Aim: To investigate a suitable method of inducing cell cycle synchronization at G0/G1 stage of mesenchymal stem cells (MSCs).
Methods: MSCs were cultured and identified with CD44, CD90, CD71 and CD11b by flow cytometer. Cell cycle and apotosis under normal and low serum culture were detected by flow cytometer.

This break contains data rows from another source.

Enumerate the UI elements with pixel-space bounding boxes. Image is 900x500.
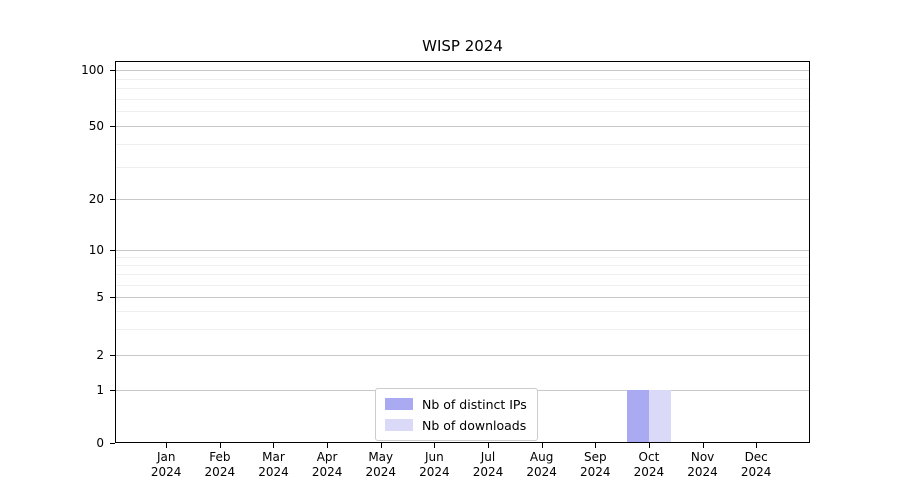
y-tick-label: 10 <box>88 243 104 257</box>
y-tick <box>110 126 115 127</box>
x-tick-year: 2024 <box>526 465 557 479</box>
y-tick <box>110 390 115 391</box>
y-tick-label: 20 <box>88 192 104 206</box>
legend-swatch-distinct-ips <box>385 398 413 410</box>
x-tick-month: Jul <box>480 450 496 464</box>
x-tick-label: Nov 2024 <box>663 450 743 480</box>
y-tick <box>110 199 115 200</box>
gridline-minor <box>116 98 809 100</box>
legend-item-distinct-ips: Nb of distinct IPs <box>385 396 527 412</box>
x-tick-month: May <box>368 450 394 464</box>
plot-area <box>115 61 810 443</box>
gridline-minor <box>116 329 809 331</box>
x-tick <box>434 443 436 448</box>
gridline-minor <box>116 88 809 90</box>
legend-label-downloads: Nb of downloads <box>422 417 527 433</box>
x-tick-month: Jun <box>425 450 444 464</box>
x-tick-label: Jan 2024 <box>126 450 206 480</box>
gridline-minor <box>116 284 809 286</box>
y-tick-label: 1 <box>96 383 104 397</box>
x-tick-year: 2024 <box>150 465 182 479</box>
x-tick <box>327 443 329 448</box>
x-tick-month: Apr <box>316 450 338 464</box>
legend-label-distinct-ips: Nb of distinct IPs <box>422 396 527 412</box>
y-tick-label: 50 <box>88 119 104 133</box>
x-tick-year: 2024 <box>204 465 236 479</box>
x-tick <box>541 443 543 448</box>
legend: Nb of distinct IPs Nb of downloads <box>375 388 538 441</box>
x-tick-month: Oct <box>638 450 660 464</box>
x-tick-label: Dec 2024 <box>716 450 796 480</box>
bar-downloads-oct <box>648 390 671 442</box>
gridline-minor <box>116 274 809 276</box>
y-tick <box>110 297 115 298</box>
gridline-minor <box>116 111 809 113</box>
x-tick-year: 2024 <box>419 465 450 479</box>
x-tick-label: Oct 2024 <box>609 450 689 480</box>
x-tick-year: 2024 <box>687 465 718 479</box>
gridline-major <box>116 126 809 127</box>
x-tick-month: Dec <box>744 450 768 464</box>
y-tick-label: 2 <box>96 348 104 362</box>
gridline-major <box>116 250 809 251</box>
x-tick-year: 2024 <box>258 465 289 479</box>
chart-title: WISP 2024 <box>422 37 503 55</box>
x-tick <box>702 443 704 448</box>
y-tick-label: 5 <box>96 290 104 304</box>
legend-item-downloads: Nb of downloads <box>385 417 527 433</box>
gridline-minor <box>116 78 809 80</box>
x-tick-month: Aug <box>529 450 554 464</box>
x-tick-month: Sep <box>583 450 607 464</box>
gridline-major <box>116 355 809 356</box>
x-tick-year: 2024 <box>740 465 772 479</box>
x-tick-label: Jul 2024 <box>448 450 528 480</box>
gridline-minor <box>116 311 809 313</box>
x-tick-label: Feb 2024 <box>180 450 260 480</box>
y-tick-label: 100 <box>81 63 104 77</box>
y-tick <box>110 250 115 251</box>
gridline-minor <box>116 257 809 259</box>
gridline-minor <box>116 265 809 267</box>
gridline-minor <box>116 143 809 145</box>
x-tick-year: 2024 <box>472 465 504 479</box>
x-tick-label: Apr 2024 <box>287 450 367 480</box>
x-tick-year: 2024 <box>311 465 343 479</box>
x-tick-label: Sep 2024 <box>555 450 635 480</box>
x-tick <box>166 443 168 448</box>
x-tick <box>380 443 382 448</box>
legend-swatch-downloads <box>385 419 413 431</box>
x-tick-month: Jan <box>156 450 176 464</box>
x-tick-month: Mar <box>262 450 285 464</box>
x-tick <box>756 443 758 448</box>
x-tick-label: Mar 2024 <box>233 450 313 480</box>
y-tick <box>110 355 115 356</box>
gridline-major <box>116 199 809 200</box>
x-tick <box>488 443 490 448</box>
x-tick-year: 2024 <box>365 465 396 479</box>
x-tick <box>273 443 275 448</box>
x-tick <box>219 443 221 448</box>
x-tick <box>648 443 650 448</box>
x-tick-year: 2024 <box>633 465 665 479</box>
gridline-major <box>116 70 809 71</box>
x-tick-month: Nov <box>690 450 715 464</box>
x-tick-label: May 2024 <box>341 450 421 480</box>
x-tick-label: Aug 2024 <box>502 450 582 480</box>
y-tick <box>110 443 115 444</box>
x-tick-month: Feb <box>209 450 231 464</box>
x-tick-label: Jun 2024 <box>394 450 474 480</box>
y-tick <box>110 70 115 71</box>
y-tick-label: 0 <box>96 436 104 450</box>
bar-distinct-ips-oct <box>626 390 649 442</box>
gridline-major <box>116 297 809 298</box>
gridline-minor <box>116 166 809 168</box>
x-tick-year: 2024 <box>580 465 611 479</box>
x-tick <box>595 443 597 448</box>
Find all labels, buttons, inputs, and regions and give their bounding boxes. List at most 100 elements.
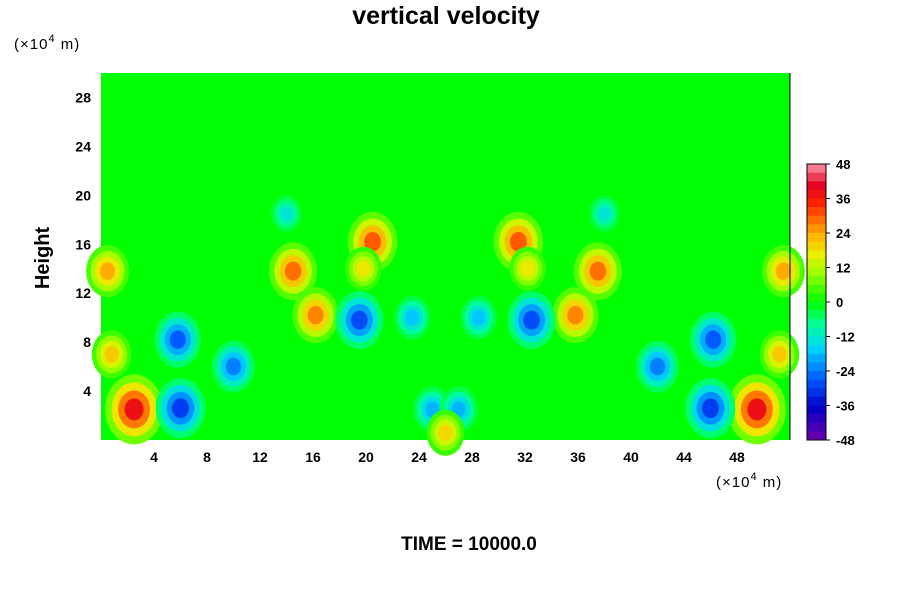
contour-blob	[772, 346, 787, 363]
colorbar-tick-label: 36	[836, 192, 850, 207]
colorbar-tick-label: -36	[836, 399, 855, 414]
x-tick-label: 44	[676, 449, 692, 465]
colorbar: 48 36 24 12 0 -12 -24 -36 -48	[806, 157, 856, 448]
colorbar-cell	[807, 207, 826, 217]
time-label: TIME = 10000.0	[401, 534, 537, 555]
x-tick-label: 16	[305, 449, 321, 465]
x-tick-label: 12	[252, 449, 268, 465]
colorbar-cell	[807, 422, 826, 432]
y-axis-unit: (×104 m)	[14, 33, 80, 53]
plot-background	[101, 73, 790, 440]
contour-blob	[104, 346, 119, 363]
colorbar-cell	[807, 414, 826, 424]
colorbar-cell	[807, 233, 826, 242]
y-tick-label: 16	[75, 236, 91, 252]
colorbar-cell	[807, 388, 826, 398]
x-tick-label: 48	[729, 449, 745, 465]
x-tick-label: 24	[411, 449, 427, 465]
contour-blob	[702, 398, 719, 419]
colorbar-cell	[807, 198, 826, 208]
y-tick-label: 20	[75, 187, 91, 203]
x-tick-label: 20	[358, 449, 374, 465]
x-tick-label: 32	[517, 449, 533, 465]
y-axis-label: Height	[32, 227, 54, 290]
colorbar-cell	[807, 310, 826, 320]
colorbar-tick-label: -12	[836, 330, 855, 345]
contour-blob	[567, 305, 584, 325]
contour-blob	[284, 261, 302, 281]
contour-blob	[364, 232, 382, 252]
colorbar-cell	[807, 181, 826, 191]
y-tick-label: 24	[75, 138, 91, 154]
colorbar-cell	[807, 345, 826, 355]
contour-features	[86, 194, 805, 456]
colorbar-cell	[807, 267, 826, 277]
contour-blob	[471, 309, 486, 326]
contour-blob	[100, 262, 116, 281]
colorbar-cell	[807, 396, 826, 406]
x-axis-ticks: 4 8 12 16 20 24 28 32 36 40 44 48	[150, 449, 745, 465]
y-tick-label: 28	[75, 90, 91, 106]
y-tick-label: 12	[75, 285, 91, 301]
colorbar-cell	[807, 189, 826, 199]
colorbar-cells	[807, 164, 826, 441]
colorbar-cell	[807, 302, 826, 311]
contour-blob	[351, 310, 368, 330]
colorbar-tick-label: 48	[836, 157, 850, 172]
y-tick-label: 4	[83, 383, 91, 399]
plot-area	[86, 73, 805, 456]
colorbar-cell	[807, 164, 826, 173]
colorbar-cell	[807, 353, 826, 363]
colorbar-cell	[807, 336, 826, 346]
contour-blob	[520, 260, 535, 277]
colorbar-cell	[807, 431, 826, 441]
x-tick-label: 4	[150, 449, 158, 465]
colorbar-cell	[807, 250, 826, 260]
colorbar-cell	[807, 241, 826, 251]
contour-blob	[280, 206, 293, 221]
colorbar-cell	[807, 276, 826, 286]
y-tick-label: 8	[83, 334, 91, 350]
x-tick-label: 8	[203, 449, 211, 465]
x-axis-unit: (×104 m)	[716, 471, 782, 491]
contour-blob	[589, 261, 607, 281]
chart-title: vertical velocity	[352, 2, 540, 30]
contour-blob	[225, 357, 242, 376]
colorbar-cell	[807, 319, 826, 329]
colorbar-cell	[807, 215, 826, 225]
colorbar-tick-label: 0	[836, 295, 843, 310]
contour-blob	[598, 206, 611, 221]
contour-blob	[169, 330, 186, 350]
x-tick-label: 28	[464, 449, 480, 465]
colorbar-tick-label: 24	[836, 226, 851, 241]
contour-blob	[775, 262, 792, 281]
colorbar-tick-label: -24	[836, 364, 856, 379]
contour-blob	[124, 398, 144, 421]
contour-blob	[523, 310, 540, 330]
contour-blob	[405, 309, 420, 326]
contour-blob	[438, 424, 453, 441]
colorbar-cell	[807, 258, 826, 268]
x-tick-label: 36	[570, 449, 586, 465]
colorbar-tick-label: -48	[836, 433, 855, 448]
colorbar-cell	[807, 379, 826, 389]
contour-blob	[705, 330, 722, 350]
x-tick-label: 40	[623, 449, 639, 465]
colorbar-cell	[807, 327, 826, 337]
contour-blob	[747, 398, 767, 421]
contour-blob	[307, 305, 324, 325]
colorbar-tick-label: 12	[836, 261, 850, 276]
contour-blob	[509, 232, 527, 252]
colorbar-cell	[807, 371, 826, 380]
colorbar-ticks: 48 36 24 12 0 -12 -24 -36 -48	[826, 157, 856, 448]
colorbar-cell	[807, 293, 826, 303]
contour-blob	[172, 398, 189, 419]
contour-blob	[356, 260, 371, 277]
contour-blob	[649, 357, 666, 376]
colorbar-cell	[807, 284, 826, 294]
colorbar-cell	[807, 405, 826, 415]
y-axis-ticks: 4 8 12 16 20 24 28	[75, 90, 91, 400]
colorbar-cell	[807, 362, 826, 372]
colorbar-cell	[807, 224, 826, 234]
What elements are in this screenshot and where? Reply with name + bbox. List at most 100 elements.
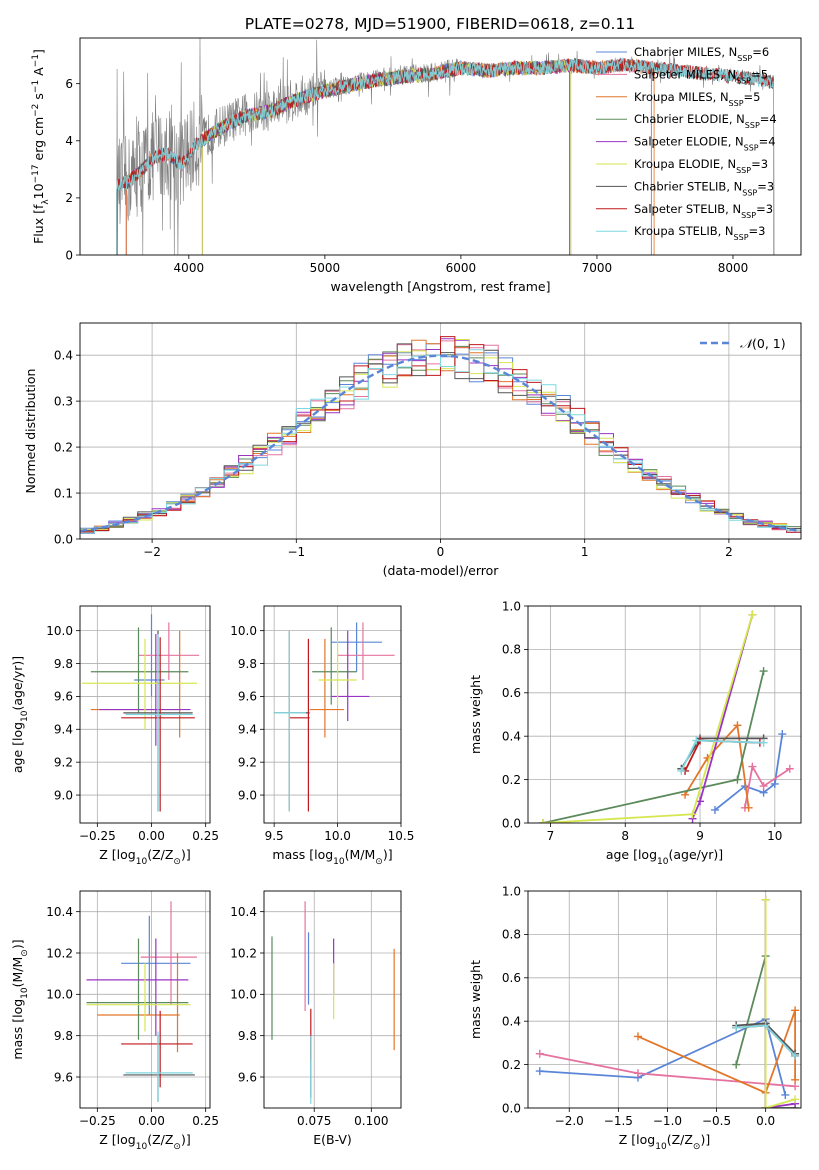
y-tick-label: 0.4: [502, 1015, 521, 1029]
weight-marker-kroupa-stelib: [677, 766, 686, 775]
x-tick-label: 10.5: [388, 829, 415, 843]
y-tick-label: 1.0: [502, 884, 521, 898]
x-axis-label: age [log10(age/yr)]: [606, 847, 723, 867]
y-tick-label: 10.4: [46, 905, 73, 919]
legend-entry-kroupa-stelib: Kroupa STELIB, NSSP=3: [634, 224, 765, 242]
weight-line-kroupa-elodie: [764, 899, 796, 1108]
legend-entry-salpeter-stelib: Salpeter STELIB, NSSP=3: [634, 202, 773, 220]
legend-entry-salpeter-elodie: Salpeter ELODIE, NSSP=4: [634, 135, 776, 153]
weight-line-chabrier-miles: [539, 1017, 787, 1096]
weight-marker-kroupa-stelib: [761, 1021, 770, 1030]
x-tick-label: 4000: [174, 261, 205, 275]
plot-area: [80, 606, 210, 823]
x-tick-label: −1: [287, 545, 305, 559]
axes-frame: [527, 890, 802, 1109]
y-tick-label: 9.4: [238, 723, 257, 737]
x-tick-label: −0.25: [79, 829, 116, 843]
model-spectrum-salpeter-miles: [125, 57, 652, 255]
plot-area: [80, 891, 210, 1108]
weight-marker-salpeter-miles: [633, 1069, 642, 1078]
x-tick-label: 10: [767, 829, 782, 843]
x-tick-label: 8000: [718, 261, 749, 275]
axes-mass_vs_EBV: 0.075 0.100 9.6 9.8 10.0 10.2 10.4 E(B-V): [230, 890, 402, 1147]
x-axis-label: (data-model)/error: [383, 563, 500, 578]
y-tick-label: 9.8: [238, 1029, 257, 1043]
y-tick-label: 1.0: [502, 599, 521, 613]
weight-marker-salpeter-miles: [748, 762, 757, 771]
y-tick-label: 10.0: [230, 988, 257, 1002]
weight-line-kroupa-elodie: [542, 614, 754, 823]
weight-marker-kroupa-elodie: [761, 1104, 770, 1108]
x-tick-label: −2.0: [555, 1114, 584, 1128]
x-tick-label: 0.25: [192, 829, 219, 843]
legend-entry-kroupa-miles: Kroupa MILES, NSSP=5: [634, 90, 760, 108]
plot-area: [264, 891, 401, 1108]
y-tick-label: 0.1: [54, 486, 73, 500]
x-tick-label: 9.5: [265, 829, 284, 843]
y-axis-label: mass [log10(M/M⊙)]: [10, 939, 30, 1059]
y-tick-label: 9.2: [238, 755, 257, 769]
legend-entry-normal: 𝒩(0, 1): [740, 336, 786, 351]
legend-entry-kroupa-elodie: Kroupa ELODIE, NSSP=3: [634, 157, 768, 175]
legend-entry-chabrier-miles: Chabrier MILES, NSSP=6: [634, 45, 769, 63]
y-tick-label: 0.6: [502, 971, 521, 985]
weight-marker-kroupa-miles: [733, 721, 742, 730]
weight-marker-chabrier-elodie: [733, 775, 742, 784]
x-tick-label: 2: [725, 545, 733, 559]
x-tick-label: −1.0: [653, 1114, 682, 1128]
legend-entry-chabrier-elodie: Chabrier ELODIE, NSSP=4: [634, 112, 777, 130]
y-tick-label: 0.3: [54, 394, 73, 408]
weight-marker-salpeter-miles: [785, 764, 794, 773]
weight-marker-chabrier-miles: [770, 779, 779, 788]
weight-marker-chabrier-miles: [535, 1067, 544, 1076]
axes-frame: [79, 322, 802, 540]
weight-marker-kroupa-miles: [633, 1032, 642, 1041]
y-tick-label: 0.0: [54, 532, 73, 546]
axes-residuals: −2 −1 0 1 2 0.0 0.1 0.2 0.3 0.4 (data-model)/error…: [23, 322, 802, 578]
x-tick-label: 7: [547, 829, 555, 843]
normal-reference-curve: [80, 354, 801, 533]
axes-mass_vs_Z: −0.25 0.00 0.25 9.6 9.8 10.0 10.2 10.4 Z [log10(…: [10, 890, 219, 1152]
model-spectrum-kroupa-elodie: [201, 58, 572, 255]
x-tick-label: 10.0: [324, 829, 351, 843]
y-tick-label: 9.6: [238, 1070, 257, 1084]
y-tick-label: 0.4: [502, 730, 521, 744]
axes-weight_vs_Z: −2.0 −1.5 −1.0 −0.5 0.0 0.0 0.2 0.4 0.6 0.8 1.0 Z […: [468, 884, 802, 1152]
y-axis-label: Normed distribution: [23, 369, 38, 494]
y-tick-label: 0.8: [502, 928, 521, 942]
x-tick-label: 1: [581, 545, 589, 559]
weight-marker-chabrier-miles: [710, 805, 719, 814]
x-tick-label: 0.0: [756, 1114, 775, 1128]
plot-area: [80, 323, 801, 539]
y-tick-label: 10.2: [46, 946, 73, 960]
y-tick-label: 9.6: [54, 1070, 73, 1084]
weight-marker-salpeter-miles: [759, 782, 768, 791]
weight-marker-chabrier-elodie: [732, 1060, 741, 1069]
y-tick-label: 4: [65, 134, 73, 148]
weight-line-chabrier-miles: [714, 733, 784, 811]
y-tick-label: 2: [65, 191, 73, 205]
weight-marker-kroupa-stelib: [791, 1051, 800, 1060]
x-tick-label: 0.075: [297, 1114, 331, 1128]
x-tick-label: 9: [696, 829, 704, 843]
axes-frame: [79, 37, 802, 256]
weight-marker-chabrier-miles: [778, 730, 787, 739]
y-tick-label: 9.8: [238, 657, 257, 671]
weight-marker-kroupa-stelib: [732, 1023, 741, 1032]
x-tick-label: −0.5: [702, 1114, 731, 1128]
y-tick-label: 0.2: [54, 440, 73, 454]
y-tick-label: 0.8: [502, 643, 521, 657]
y-axis-label: mass weight: [468, 960, 483, 1039]
x-axis-label: mass [log10(M/M⊙)]: [272, 847, 392, 867]
x-tick-label: 0.25: [192, 1114, 219, 1128]
y-tick-label: 0.0: [502, 816, 521, 830]
weight-marker-salpeter-elodie: [696, 797, 705, 806]
legend-entry-salpeter-miles: Salpeter MILES, NSSP=5: [634, 67, 768, 85]
y-tick-label: 9.2: [54, 755, 73, 769]
weight-marker-kroupa-elodie: [538, 819, 547, 823]
axes-frame: [527, 605, 802, 824]
weight-marker-kroupa-elodie: [748, 610, 757, 619]
y-tick-label: 10.2: [230, 946, 257, 960]
axes-frame: [79, 605, 211, 824]
model-spectrum-chabrier-elodie: [201, 59, 571, 255]
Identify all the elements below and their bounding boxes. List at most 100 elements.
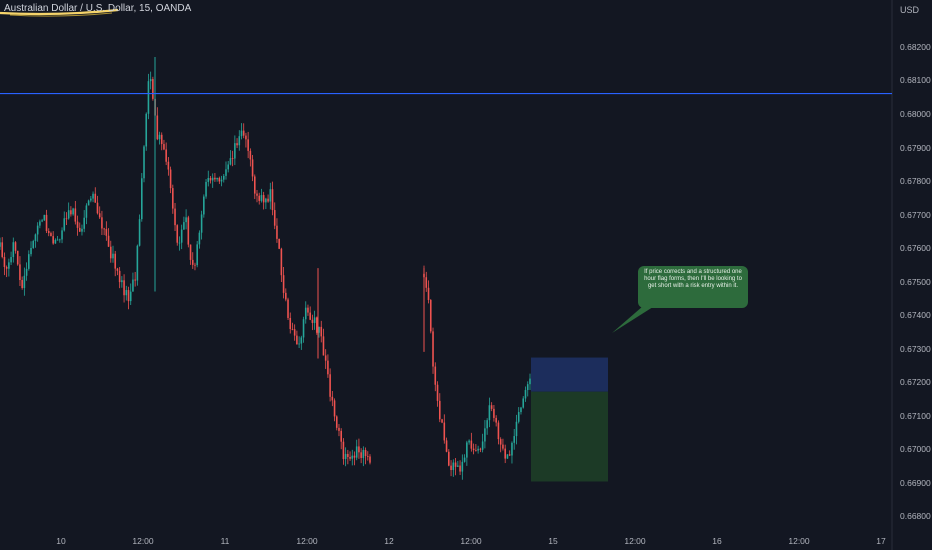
candle-body xyxy=(214,177,216,180)
candle-body xyxy=(529,378,531,385)
candle-body xyxy=(353,455,356,458)
candle-body xyxy=(342,441,345,460)
candle-body xyxy=(318,326,320,333)
time-tick-label: 12:00 xyxy=(788,536,810,546)
candle-body xyxy=(116,268,119,271)
candle-body xyxy=(311,319,314,323)
candle-body xyxy=(324,355,327,361)
candle-body xyxy=(105,229,108,236)
candle-body xyxy=(278,238,280,249)
short-position-stop-zone xyxy=(531,357,608,392)
candle-body xyxy=(0,242,1,247)
candle-body xyxy=(149,79,152,82)
candle-body xyxy=(21,280,23,289)
candle-body xyxy=(316,317,318,333)
candle-body xyxy=(495,417,497,423)
candle-body xyxy=(178,242,181,244)
candle-body xyxy=(198,232,201,245)
candle-body xyxy=(118,270,121,283)
candle-body xyxy=(484,428,486,442)
annotation-callout[interactable]: If price corrects and a structured one h… xyxy=(638,266,748,308)
candle-body xyxy=(459,465,461,472)
candle-body xyxy=(335,416,338,428)
candle-body xyxy=(450,465,452,471)
candle-body xyxy=(273,210,276,226)
candle-body xyxy=(180,229,183,243)
candle-body xyxy=(152,79,154,99)
price-tick-label: 0.66800 xyxy=(900,511,931,521)
candle-body xyxy=(468,440,470,443)
candle-body xyxy=(475,450,477,451)
candle-body xyxy=(39,221,41,226)
candle-body xyxy=(196,244,198,266)
candle-body xyxy=(78,227,81,232)
candle-body xyxy=(302,319,305,338)
candle-body xyxy=(174,208,176,226)
candle-body xyxy=(123,280,125,296)
candle-body xyxy=(309,312,311,320)
symbol-title: Australian Dollar / U.S. Dollar, 15, OAN… xyxy=(4,3,192,14)
candle-body xyxy=(138,219,141,246)
candle-body xyxy=(169,169,172,189)
candle-body xyxy=(506,454,509,459)
candle-body xyxy=(247,139,249,151)
candle-body xyxy=(441,419,443,423)
candle-body xyxy=(187,217,190,245)
candle-body xyxy=(344,453,347,460)
candle-body xyxy=(298,343,300,345)
time-tick-label: 10 xyxy=(56,536,66,546)
candle-body xyxy=(320,326,323,337)
candle-body xyxy=(234,143,236,159)
candle-body xyxy=(300,337,303,344)
price-axis[interactable]: USD 0.68200 0.68100 0.68000 0.67900 0.67… xyxy=(892,0,932,550)
candle-body xyxy=(165,149,167,162)
candle-body xyxy=(19,264,21,281)
candle-body xyxy=(185,217,187,223)
candle-body xyxy=(98,213,101,218)
candle-body xyxy=(276,225,278,239)
price-tick-label: 0.67000 xyxy=(900,444,931,454)
price-tick-label: 0.67400 xyxy=(900,310,931,320)
price-tick-label: 0.67800 xyxy=(900,176,931,186)
candle-body xyxy=(134,279,136,281)
candle-body xyxy=(94,193,97,203)
price-tick-label: 0.67900 xyxy=(900,143,931,153)
currency-label: USD xyxy=(900,5,920,15)
candle-body xyxy=(307,307,309,313)
candle-body xyxy=(461,461,464,472)
candle-body xyxy=(504,448,506,459)
candle-body xyxy=(282,275,285,293)
time-tick-label: 16 xyxy=(712,536,722,546)
candle-body xyxy=(160,134,163,145)
candle-body xyxy=(481,441,484,450)
candle-body xyxy=(8,262,10,269)
candle-body xyxy=(251,159,254,177)
candle-body xyxy=(463,457,466,462)
price-tick-label: 0.68200 xyxy=(900,42,931,52)
candle-body xyxy=(333,400,336,417)
candle-body xyxy=(74,208,77,222)
candle-body xyxy=(327,360,329,375)
candle-body xyxy=(54,239,57,244)
candle-body xyxy=(313,317,316,323)
candle-body xyxy=(211,177,214,181)
candle-body xyxy=(50,233,52,237)
price-tick-label: 0.68000 xyxy=(900,109,931,119)
candle-body xyxy=(227,164,230,170)
candle-body xyxy=(158,134,161,140)
candle-body xyxy=(358,446,360,453)
candle-body xyxy=(369,456,371,463)
candle-body xyxy=(229,158,232,165)
candle-body xyxy=(183,222,185,230)
candle-body xyxy=(109,246,112,259)
candle-body xyxy=(436,384,439,401)
candle-body xyxy=(136,245,139,281)
candle-body xyxy=(448,451,450,466)
candle-body xyxy=(200,214,203,233)
candle-body xyxy=(163,144,165,150)
candle-body xyxy=(189,244,192,260)
candle-body xyxy=(92,193,94,199)
candle-body xyxy=(81,228,83,232)
candle-body xyxy=(52,236,54,244)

Results: MSCs were positive for CD44, CD90 and CD71 and negative for CD11b. The cells at G0/G1 cell stage decreased, while the cells at S and G2 cell stage increased in 1 day of 50 mL/L fetal bovine serum (FBS) and 1 to 3 days of 5 mL/L FBS. However, prolonged culture in serum-starvation medium induced cell cycle arrest at G0/G1 stage. The ratio of apoptotic cells did not increase in 50 mL/L FBS. In 5 mL/L FBS, the ratio of apoptotic cells increased in 3 days and then decreased in 4 to 5 days. The proportion of cells at G0/G1 phase was significantly increased from 75.9% to 89.4% while the ratio of apoptotic cells was only 0.162% in 5 days of 5 mL/L FBS.
Conclusion: It is a good method to induce the synchrony of cell cycle of MSCs at G0/G1 stage in five days of 5 mL/L FBS.